As a friend or family member of someone grieving, grief can be an uncomfortable emotion to deal with. Trying to figure out what to say, what not to say, or if you should say anything at all leads many people to say or do things that end up hurting more than helping. It’s hard to sit with someone in their grief without trying to push them towards healing. We hurt for them, so we want to help heal them.

But grief cannot be rushed. Grief cannot be healed by sheer force. Grief has its own timetable and its own journey. And no one but the person on the journey can say when his/her grief is over. There is no clean and tidy timeline for when grief begins and ends, even though I wish there was. Glennon says it best:

“Grief is love’s souvenir. It’s our proof that we once loved. Grief is the receipt we wave in the air that says to the world: Look! Love was once mine. I love well. Here is my proof that I paid the price.”
– Glennon Doyle Melton

It was hard for people to understand why I was so heartbroken over the loss of our adopted baby when I had a baby growing right inside of me.

Be grateful!, they said.
God allowed this for a reason, they claimed.

Then when Judah was born, most people assumed my grief was over. My regret done and away with. And I knew it would be neater, cleaner that way. That I grieved while pregnant, but upon Judah’s birth would be able to forget all my heartache and only see joy. And joy I did see, but through the eyes of my broken heart. I grieved my dream to adopt, my unexpected pregnancy, and the huge change Judah brought into our lives. I hated myself for still feeling sad, for still wishing things ‘could have been’. And thus why I started seeing a therapist when he was 6 months old. I needed help. I needed healing.

And that’s when I found…

Judah became my unexpected healer. My therapist didn’t become my healer; my adopted baby didn’t become my healer. But Judah became my healer. The very baby I didn’t want became the healer I never expected.

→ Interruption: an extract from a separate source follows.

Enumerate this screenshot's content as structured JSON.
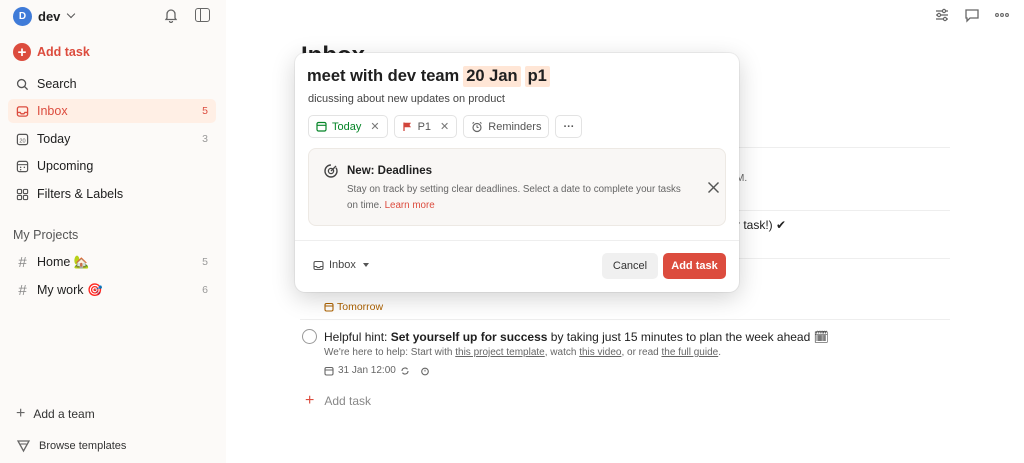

When everything around me – from John’s job to our finances to personal relationships to lifelong dreams to our nation’s treatment of the marginalized – seemed to be falling to pieces, being surrounded by what seemed like only ashes, I would look at my son and in that moment everything would be all right with the world.

For a moment I would forget the chaos and for once feel calmness. For a moment I would forget all the darkness and start to see the light. For a moment I would forget the storm surrounding me and see joy overtaking. Every time I looked at him, every time I soaked in his love, my broken heart healed a little. With every kiss I gave him, my shattered soul seemed to piece itself back together. Every time I inhaled his sweet baby smell, my insides would explode with light and love and hope. And so I kept kissing, kept inhaling, and kept holding.

It was a subtle but noticeable healing.

He made me smile when the world was so serious. He made me laugh when my heart heaved with tears. He made me see hope when the world felt so dark. He reminded me that redemption was real and redemption was here. He was the beauty rising from the ashes. The one thing I didn’t want became the one thing I needed.

What I thought were ashes became beauty.
What I thought was lost became gain.
What I thought was broken became whole.

Yes, Judah’s birth was unplanned and unwanted, but in the end, it was his life that healed me. His love that soothed my wounded soul.

So now I look at him and I can’t help but drink him in. I can’t help but hold him and smother him in kisses. He is the very thing I needed to break free from my remorse and enter a place of peace, joy and hope. Three things I so desperately needed. And I found them in the wriggly baby who lay in arms.